Del betún al cielo | Ana Efigenia
Cabizbajo, serio, triste… ¿Qué te pasa? ¿Hoy no encuentras zapatos que pulimentar? Recapitulo el primer día que saliste a la calle orgulloso de ser quién eras. ¡Cómo llovía! ¿Lo recuerdas? Los charcos se encargaron de hacer desaparecer las aceras, de sacar las ratas de las alcantarillas, de formar ríos que arrastraban mugre de las calles de nuestra ciudad. También arrastró tu primera caja de lustrar, aquella que te hizo derramar tantas lágrimas al navegar. La única herencia familiar que conservaba tu padre.
Evoco a tu padre: era un señor alegre (muy distinto a ti); me gustaba el bigotillo que solía llevar: fino, brillante y retorcido como un cordel de betún moldeado. Amaba silbar. Y, a mí, pasear por las calles que decidía ocupar, distintas cada día, para disfrutar de él. De su musicalidad. A aquellas les llevaba la alegría; era el encargado de hacer socializar a los estirados remilgados. A su vera, se formaban corrillos de personas y ringleras interminables que acababan compartiendo charlas universales. Nunca dejó de sonar la caja de las monedas que, al final de las largas jornadas, siempre rebasaba.
Aquel tortuoso día, después de haber deambulado horas y horas en busca de tu preciado tesoro, decidiste dar la cara y te presentaste en casa llorando desconsoladamente. Llegaste al anochecer. «La perdí», dijiste entre hipos y sollozos. Tu padre empujó las ruedas grandes de su silla metálica y abrazó a un niño de ocho años despintado por la lluvia.
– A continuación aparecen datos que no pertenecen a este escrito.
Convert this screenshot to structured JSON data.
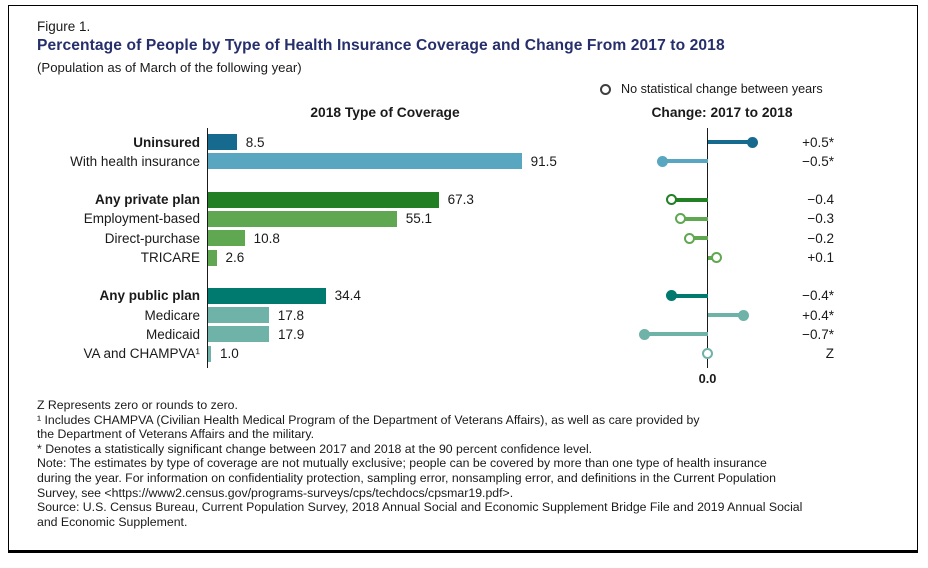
{
  "figure": {
    "label": "Figure 1.",
    "title": "Percentage of People by Type of Health Insurance Coverage and Change From 2017 to 2018",
    "subtitle": "(Population as of March of the following year)",
    "legend_no_change": "No statistical change between years",
    "left_header": "2018 Type of Coverage",
    "right_header": "Change: 2017 to 2018",
    "zero_label": "0.0"
  },
  "colors": {
    "title_navy": "#262f6b",
    "dark_blue": "#156a8e",
    "light_blue": "#58a6bf",
    "dark_green": "#237f24",
    "mid_green": "#60a751",
    "dark_teal": "#00796f",
    "mid_teal": "#6fb2a7",
    "legend_gray": "#3f3f3f",
    "text": "#1a1a1a"
  },
  "chart_data": {
    "type": "bar",
    "title": "Percentage of People by Type of Health Insurance Coverage and Change From 2017 to 2018",
    "subtitle": "(Population as of March of the following year)",
    "panels": {
      "left": {
        "header": "2018 Type of Coverage",
        "unit": "percent",
        "implied_range": [
          0,
          100
        ]
      },
      "right": {
        "header": "Change: 2017 to 2018",
        "unit": "percentage points",
        "zero_tick_label": "0.0"
      }
    },
    "legend": [
      {
        "marker": "open-circle",
        "label": "No statistical change between years"
      }
    ],
    "rows": [
      {
        "label": "Uninsured",
        "bold": true,
        "percent": 8.5,
        "percent_label": "8.5",
        "change": 0.5,
        "change_label": "+0.5*",
        "marker": "filled",
        "color_key": "dark_blue",
        "gap_before": false
      },
      {
        "label": "With health insurance",
        "bold": false,
        "percent": 91.5,
        "percent_label": "91.5",
        "change": -0.5,
        "change_label": "−0.5*",
        "marker": "filled",
        "color_key": "light_blue",
        "gap_before": false
      },
      {
        "label": "Any private plan",
        "bold": true,
        "percent": 67.3,
        "percent_label": "67.3",
        "change": -0.4,
        "change_label": "−0.4",
        "marker": "open",
        "color_key": "dark_green",
        "gap_before": true
      },
      {
        "label": "Employment-based",
        "bold": false,
        "percent": 55.1,
        "percent_label": "55.1",
        "change": -0.3,
        "change_label": "−0.3",
        "marker": "open",
        "color_key": "mid_green",
        "gap_before": false
      },
      {
        "label": "Direct-purchase",
        "bold": false,
        "percent": 10.8,
        "percent_label": "10.8",
        "change": -0.2,
        "change_label": "−0.2",
        "marker": "open",
        "color_key": "mid_green",
        "gap_before": false
      },
      {
        "label": "TRICARE",
        "bold": false,
        "percent": 2.6,
        "percent_label": "2.6",
        "change": 0.1,
        "change_label": "+0.1",
        "marker": "open",
        "color_key": "mid_green",
        "gap_before": false
      },
      {
        "label": "Any public plan",
        "bold": true,
        "percent": 34.4,
        "percent_label": "34.4",
        "change": -0.4,
        "change_label": "−0.4*",
        "marker": "filled",
        "color_key": "dark_teal",
        "gap_before": true
      },
      {
        "label": "Medicare",
        "bold": false,
        "percent": 17.8,
        "percent_label": "17.8",
        "change": 0.4,
        "change_label": "+0.4*",
        "marker": "filled",
        "color_key": "mid_teal",
        "gap_before": false
      },
      {
        "label": "Medicaid",
        "bold": false,
        "percent": 17.9,
        "percent_label": "17.9",
        "change": -0.7,
        "change_label": "−0.7*",
        "marker": "filled",
        "color_key": "mid_teal",
        "gap_before": false
      },
      {
        "label": "VA and CHAMPVA¹",
        "bold": false,
        "percent": 1.0,
        "percent_label": "1.0",
        "change": 0,
        "change_label": "Z",
        "marker": "open",
        "color_key": "mid_teal",
        "gap_before": false
      }
    ]
  },
  "footnotes": [
    "Z Represents zero or rounds to zero.",
    "¹ Includes CHAMPVA (Civilian Health Medical Program of the Department of Veterans Affairs), as well as care provided by",
    "the Department of Veterans Affairs and the military.",
    "* Denotes a statistically significant change between 2017 and 2018 at the 90 percent confidence level.",
    "Note: The estimates by type of coverage are not mutually exclusive; people can be covered by more than one type of health insurance",
    "during the year. For information on confidentiality protection, sampling error, nonsampling error, and definitions in the Current Population",
    "Survey, see <https://www2.census.gov/programs-surveys/cps/techdocs/cpsmar19.pdf>.",
    "Source: U.S. Census Bureau, Current Population Survey, 2018 Annual Social and Economic Supplement Bridge File and 2019 Annual Social",
    "and Economic Supplement."
  ]
}
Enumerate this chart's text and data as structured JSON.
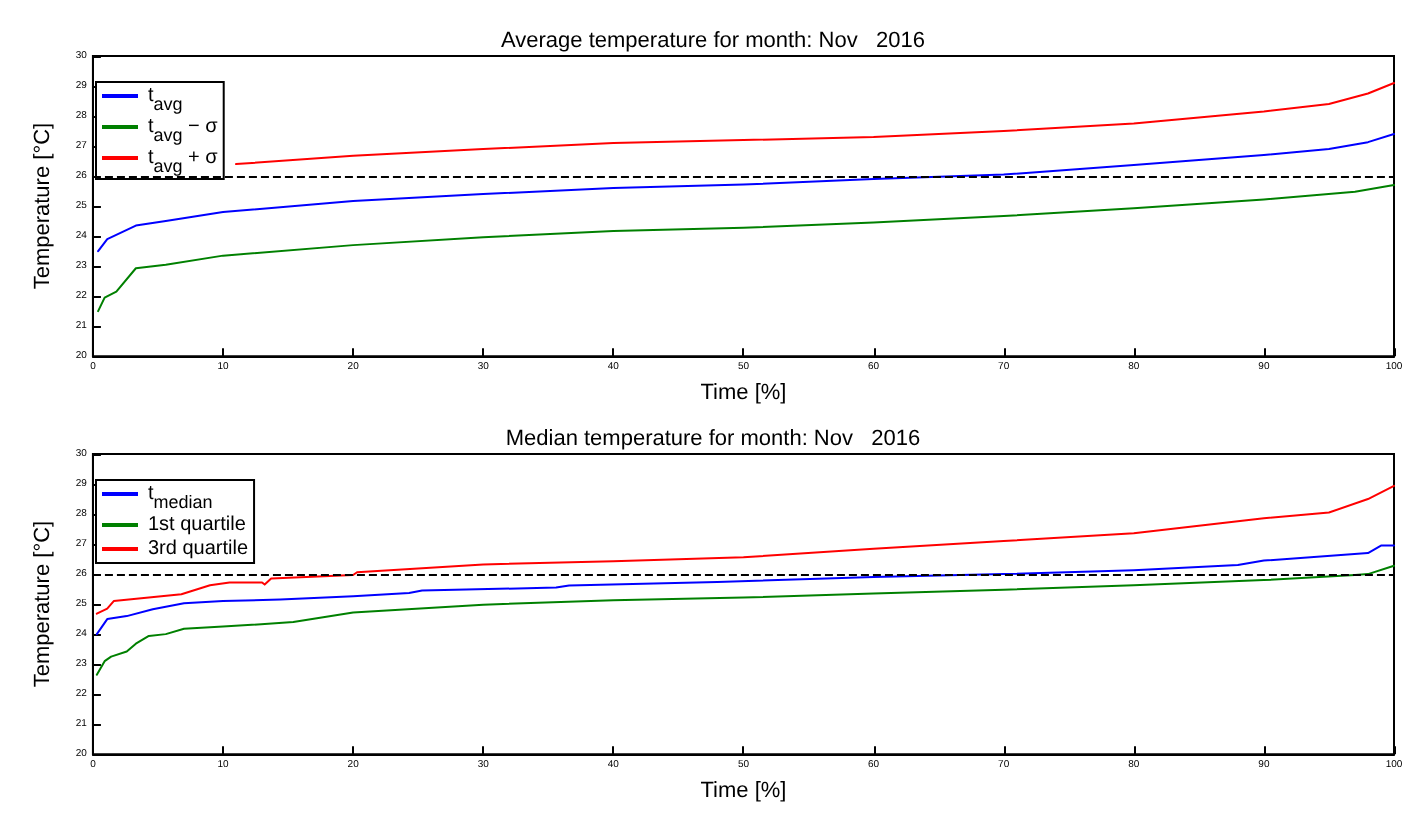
{
  "chart_data": [
    {
      "type": "line",
      "title": "Average temperature for month: Nov   2016",
      "xlabel": "Time [%]",
      "ylabel": "Temperature [°C]",
      "xlim": [
        0,
        100
      ],
      "xticks": [
        0,
        10,
        20,
        30,
        40,
        50,
        60,
        70,
        80,
        90,
        100
      ],
      "ylim": [
        20,
        30
      ],
      "yticks": [
        20,
        21,
        22,
        23,
        24,
        25,
        26,
        27,
        28,
        29,
        30
      ],
      "grid": false,
      "legend": "top left",
      "line_style": "solid",
      "marker": "none",
      "ref_lines": [
        {
          "axis": "y",
          "value": 26,
          "color": "#000000",
          "line_style": "dashed"
        }
      ],
      "series": [
        {
          "name": "t$_{avg}$",
          "color": "#0000ff",
          "x": [
            0.4,
            1.1,
            3.3,
            5.6,
            10,
            20,
            30,
            40,
            50,
            60,
            70,
            80,
            90,
            95,
            98,
            100
          ],
          "values": [
            23.5,
            23.9,
            24.35,
            24.5,
            24.8,
            25.17,
            25.4,
            25.6,
            25.72,
            25.9,
            26.05,
            26.37,
            26.7,
            26.9,
            27.13,
            27.4
          ]
        },
        {
          "name": "t$_{avg}$ − σ",
          "color": "#008000",
          "x": [
            0.4,
            0.9,
            1.8,
            3.3,
            5.6,
            10,
            20,
            30,
            40,
            50,
            60,
            70,
            80,
            90,
            97,
            100
          ],
          "values": [
            21.5,
            21.95,
            22.15,
            22.93,
            23.05,
            23.35,
            23.7,
            23.96,
            24.17,
            24.28,
            24.45,
            24.67,
            24.93,
            25.22,
            25.48,
            25.7
          ]
        },
        {
          "name": "t$_{avg}$ + σ",
          "color": "#ff0000",
          "x": [
            11,
            20,
            30,
            40,
            50,
            60,
            70,
            80,
            90,
            95,
            98,
            100
          ],
          "values": [
            26.4,
            26.68,
            26.9,
            27.1,
            27.2,
            27.3,
            27.5,
            27.75,
            28.15,
            28.4,
            28.75,
            29.1
          ]
        }
      ]
    },
    {
      "type": "line",
      "title": "Median temperature for month: Nov   2016",
      "xlabel": "Time [%]",
      "ylabel": "Temperature [°C]",
      "xlim": [
        0,
        100
      ],
      "xticks": [
        0,
        10,
        20,
        30,
        40,
        50,
        60,
        70,
        80,
        90,
        100
      ],
      "ylim": [
        20,
        30
      ],
      "yticks": [
        20,
        21,
        22,
        23,
        24,
        25,
        26,
        27,
        28,
        29,
        30
      ],
      "grid": false,
      "legend": "top left",
      "line_style": "solid",
      "marker": "none",
      "ref_lines": [
        {
          "axis": "y",
          "value": 26,
          "color": "#000000",
          "line_style": "dashed"
        }
      ],
      "series": [
        {
          "name": "t$_{median}$",
          "color": "#0000ff",
          "x": [
            0.3,
            1.1,
            2.6,
            4.6,
            7,
            10,
            14.4,
            20,
            24.3,
            25.3,
            35.6,
            36.6,
            48,
            60,
            70,
            80,
            88,
            90,
            98,
            99,
            100
          ],
          "values": [
            24.0,
            24.5,
            24.6,
            24.83,
            25.03,
            25.1,
            25.15,
            25.26,
            25.37,
            25.45,
            25.55,
            25.62,
            25.74,
            25.9,
            26.0,
            26.13,
            26.3,
            26.45,
            26.7,
            26.95,
            26.95
          ]
        },
        {
          "name": "1st quartile",
          "color": "#008000",
          "x": [
            0.3,
            0.9,
            1.4,
            2.6,
            3.3,
            4.3,
            5.6,
            7,
            10,
            15.4,
            20,
            30,
            40,
            50,
            60,
            70,
            80,
            90,
            97,
            98,
            100
          ],
          "values": [
            22.65,
            23.1,
            23.25,
            23.42,
            23.68,
            23.94,
            24.0,
            24.18,
            24.25,
            24.4,
            24.72,
            24.98,
            25.13,
            25.22,
            25.35,
            25.48,
            25.63,
            25.8,
            25.97,
            26.0,
            26.28
          ]
        },
        {
          "name": "3rd quartile",
          "color": "#ff0000",
          "x": [
            0.3,
            1.1,
            1.6,
            6.8,
            9,
            10.5,
            13,
            13.2,
            13.7,
            20,
            20.3,
            30,
            40,
            50,
            60,
            70,
            80,
            90,
            95,
            98,
            100
          ],
          "values": [
            24.68,
            24.85,
            25.1,
            25.33,
            25.63,
            25.72,
            25.72,
            25.65,
            25.85,
            25.97,
            26.06,
            26.32,
            26.43,
            26.56,
            26.84,
            27.1,
            27.36,
            27.86,
            28.05,
            28.5,
            28.94
          ]
        }
      ]
    }
  ]
}
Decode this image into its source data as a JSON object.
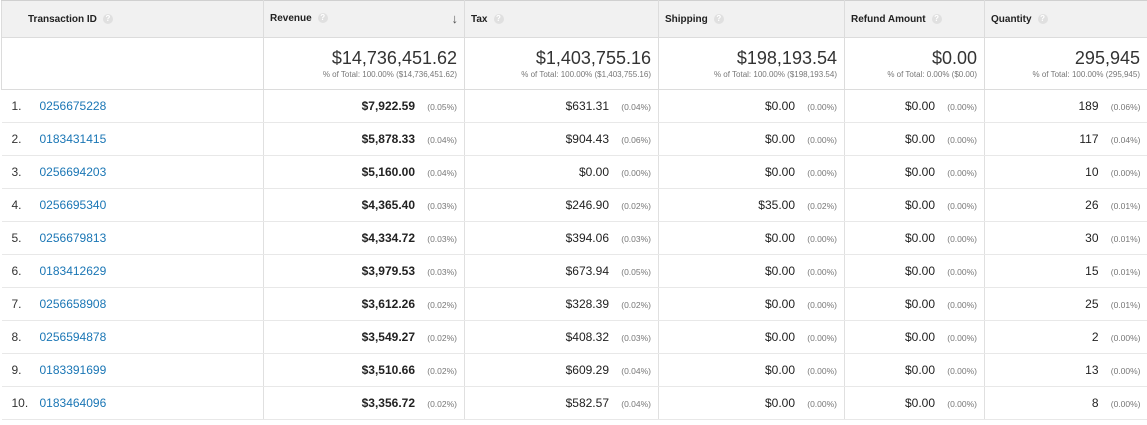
{
  "columns": {
    "transaction_id": "Transaction ID",
    "revenue": "Revenue",
    "tax": "Tax",
    "shipping": "Shipping",
    "refund_amount": "Refund Amount",
    "quantity": "Quantity"
  },
  "totals": {
    "revenue": {
      "value": "$14,736,451.62",
      "sub": "% of Total: 100.00% ($14,736,451.62)"
    },
    "tax": {
      "value": "$1,403,755.16",
      "sub": "% of Total: 100.00% ($1,403,755.16)"
    },
    "shipping": {
      "value": "$198,193.54",
      "sub": "% of Total: 100.00% ($198,193.54)"
    },
    "refund_amount": {
      "value": "$0.00",
      "sub": "% of Total: 0.00% ($0.00)"
    },
    "quantity": {
      "value": "295,945",
      "sub": "% of Total: 100.00% (295,945)"
    }
  },
  "rows": [
    {
      "index": "1.",
      "id": "0256675228",
      "revenue": "$7,922.59",
      "revenue_pct": "(0.05%)",
      "tax": "$631.31",
      "tax_pct": "(0.04%)",
      "shipping": "$0.00",
      "shipping_pct": "(0.00%)",
      "refund": "$0.00",
      "refund_pct": "(0.00%)",
      "quantity": "189",
      "quantity_pct": "(0.06%)"
    },
    {
      "index": "2.",
      "id": "0183431415",
      "revenue": "$5,878.33",
      "revenue_pct": "(0.04%)",
      "tax": "$904.43",
      "tax_pct": "(0.06%)",
      "shipping": "$0.00",
      "shipping_pct": "(0.00%)",
      "refund": "$0.00",
      "refund_pct": "(0.00%)",
      "quantity": "117",
      "quantity_pct": "(0.04%)"
    },
    {
      "index": "3.",
      "id": "0256694203",
      "revenue": "$5,160.00",
      "revenue_pct": "(0.04%)",
      "tax": "$0.00",
      "tax_pct": "(0.00%)",
      "shipping": "$0.00",
      "shipping_pct": "(0.00%)",
      "refund": "$0.00",
      "refund_pct": "(0.00%)",
      "quantity": "10",
      "quantity_pct": "(0.00%)"
    },
    {
      "index": "4.",
      "id": "0256695340",
      "revenue": "$4,365.40",
      "revenue_pct": "(0.03%)",
      "tax": "$246.90",
      "tax_pct": "(0.02%)",
      "shipping": "$35.00",
      "shipping_pct": "(0.02%)",
      "refund": "$0.00",
      "refund_pct": "(0.00%)",
      "quantity": "26",
      "quantity_pct": "(0.01%)"
    },
    {
      "index": "5.",
      "id": "0256679813",
      "revenue": "$4,334.72",
      "revenue_pct": "(0.03%)",
      "tax": "$394.06",
      "tax_pct": "(0.03%)",
      "shipping": "$0.00",
      "shipping_pct": "(0.00%)",
      "refund": "$0.00",
      "refund_pct": "(0.00%)",
      "quantity": "30",
      "quantity_pct": "(0.01%)"
    },
    {
      "index": "6.",
      "id": "0183412629",
      "revenue": "$3,979.53",
      "revenue_pct": "(0.03%)",
      "tax": "$673.94",
      "tax_pct": "(0.05%)",
      "shipping": "$0.00",
      "shipping_pct": "(0.00%)",
      "refund": "$0.00",
      "refund_pct": "(0.00%)",
      "quantity": "15",
      "quantity_pct": "(0.01%)"
    },
    {
      "index": "7.",
      "id": "0256658908",
      "revenue": "$3,612.26",
      "revenue_pct": "(0.02%)",
      "tax": "$328.39",
      "tax_pct": "(0.02%)",
      "shipping": "$0.00",
      "shipping_pct": "(0.00%)",
      "refund": "$0.00",
      "refund_pct": "(0.00%)",
      "quantity": "25",
      "quantity_pct": "(0.01%)"
    },
    {
      "index": "8.",
      "id": "0256594878",
      "revenue": "$3,549.27",
      "revenue_pct": "(0.02%)",
      "tax": "$408.32",
      "tax_pct": "(0.03%)",
      "shipping": "$0.00",
      "shipping_pct": "(0.00%)",
      "refund": "$0.00",
      "refund_pct": "(0.00%)",
      "quantity": "2",
      "quantity_pct": "(0.00%)"
    },
    {
      "index": "9.",
      "id": "0183391699",
      "revenue": "$3,510.66",
      "revenue_pct": "(0.02%)",
      "tax": "$609.29",
      "tax_pct": "(0.04%)",
      "shipping": "$0.00",
      "shipping_pct": "(0.00%)",
      "refund": "$0.00",
      "refund_pct": "(0.00%)",
      "quantity": "13",
      "quantity_pct": "(0.00%)"
    },
    {
      "index": "10.",
      "id": "0183464096",
      "revenue": "$3,356.72",
      "revenue_pct": "(0.02%)",
      "tax": "$582.57",
      "tax_pct": "(0.04%)",
      "shipping": "$0.00",
      "shipping_pct": "(0.00%)",
      "refund": "$0.00",
      "refund_pct": "(0.00%)",
      "quantity": "8",
      "quantity_pct": "(0.00%)"
    }
  ],
  "icons": {
    "help": "question-circle-icon",
    "sort": "arrow-down-icon"
  },
  "colors": {
    "link": "#1a76b5",
    "header_bg": "#f1f1f1"
  }
}
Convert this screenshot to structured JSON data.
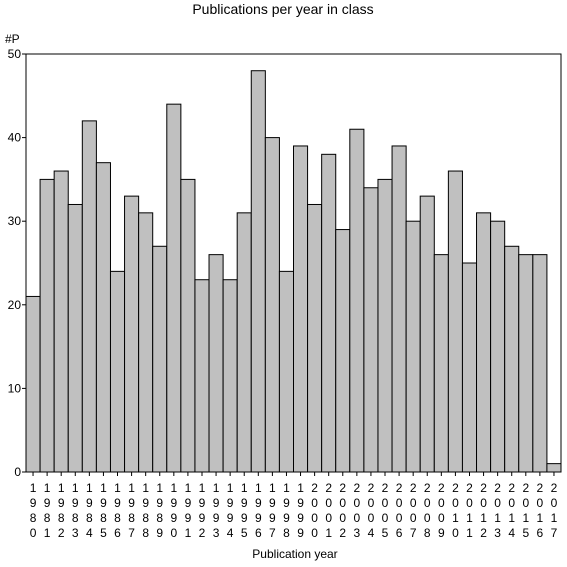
{
  "chart_data": {
    "type": "bar",
    "title": "Publications per year in class",
    "xlabel": "Publication year",
    "ylabel": "#P",
    "ylim": [
      0,
      50
    ],
    "yticks": [
      0,
      10,
      20,
      30,
      40,
      50
    ],
    "grid": false,
    "bar_color": "#c0c0c0",
    "categories": [
      "1980",
      "1981",
      "1982",
      "1983",
      "1984",
      "1985",
      "1986",
      "1987",
      "1988",
      "1989",
      "1990",
      "1991",
      "1992",
      "1993",
      "1994",
      "1995",
      "1996",
      "1997",
      "1998",
      "1999",
      "2000",
      "2001",
      "2002",
      "2003",
      "2004",
      "2005",
      "2006",
      "2007",
      "2008",
      "2009",
      "2010",
      "2011",
      "2012",
      "2013",
      "2014",
      "2015",
      "2016",
      "2017"
    ],
    "values": [
      21,
      35,
      36,
      32,
      42,
      37,
      24,
      33,
      31,
      27,
      44,
      35,
      23,
      26,
      23,
      31,
      48,
      40,
      24,
      39,
      32,
      38,
      29,
      41,
      34,
      35,
      39,
      30,
      33,
      26,
      36,
      25,
      31,
      30,
      27,
      26,
      26,
      1
    ]
  }
}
Tus ojos, tu nariz, tus orejas, tu boca, tu cuello, tus brazos, tus piernas y todo tu ser se veían distorsionados, arrugados, enrojecidos. El calor de su abrazo te devolvió el rostro, el color y la percepción de tu cuerpo.
La primera mañana que tu padre no salió a la calle, se formó una marabunta humana que arrulló las calles castizas con una sinfonía de silbidos. Unos iban recogiendo a otros, otros a otros, otros a otros, hasta que de pronto una manifestación vecinal se hizo inminente ante la puerta de casa. Como si la misma melodía los fuera distribuyendo, se fueron colocando en filas semicirculares arropando la fachada. Su bigotillo despeinado asomó entre los visillos blancos. Ese día no llovía en la calle, pero en la ventana de casa, diluvió.
Pasada una semana de haber extraviado la herencia, tu padre te llamó y señaló un montón de palos que se veían a través de la ventana. Saliste corriendo en busca de estos y, una vez apilados al lado de la chimenea humeante, te enseñó a pelarlos hasta crear tablitas. Al término de compartir tres mágicas jornadas de trabajo con él, teníais todos los palos mondados. Los siguientes días no viste a tu padre: cuando regresabas de la escuela, estaba siempre ocupado, y la tristeza te envolvía, hasta que en la noche reaparecía con aspecto cansado y cubierto de un extraño polvo blanco. Comulgaba la cena en familia y volvía a desaparecer.
Luego de un mes de que los zapatos chulapos lucieran mates, tu padre volvió a salir. Llevaba una nueva caja de lustre. Apareció de imprevisto en las calles que estaban mudas y desiertas. Su silbido atrajo la vida. Regresaron los corrillos y las colas interminables. Las charlas, las risas, los saludos, las presentaciones. Unos zapatos pateaban a otros. Todos querían ser frotados por el rey del brillo. Allí, contó un secreto: pronto se moriría. Y rogó que te tuvieran en la misma estima que le tenían a él. A ello se comprometieron, lo cual agradeció haciendo su trabajo de forma altruista. Devolvió todas y cada una de las monedas recibidas.
«¿Has visto en qué se ha convertido tu esfuerzo?», te preguntó tu padre una tarde. «Sí», contestaste mirando la nueva herencia que sostenía entre las manos, alzándola hacia ti. Se le cayeron las lágrimas mientras te entregaba su vida y su legado. «Estas calles no brillarán sin ti, papá», le dijiste. Cerró los ojos y, tras haber besado tu frente, cayó desplomado al suelo desde su silla de ruedas. Esa tarde vestí por última vez a tu padre, y tú abrillantaste sus zapatos… tus primeros zapatos.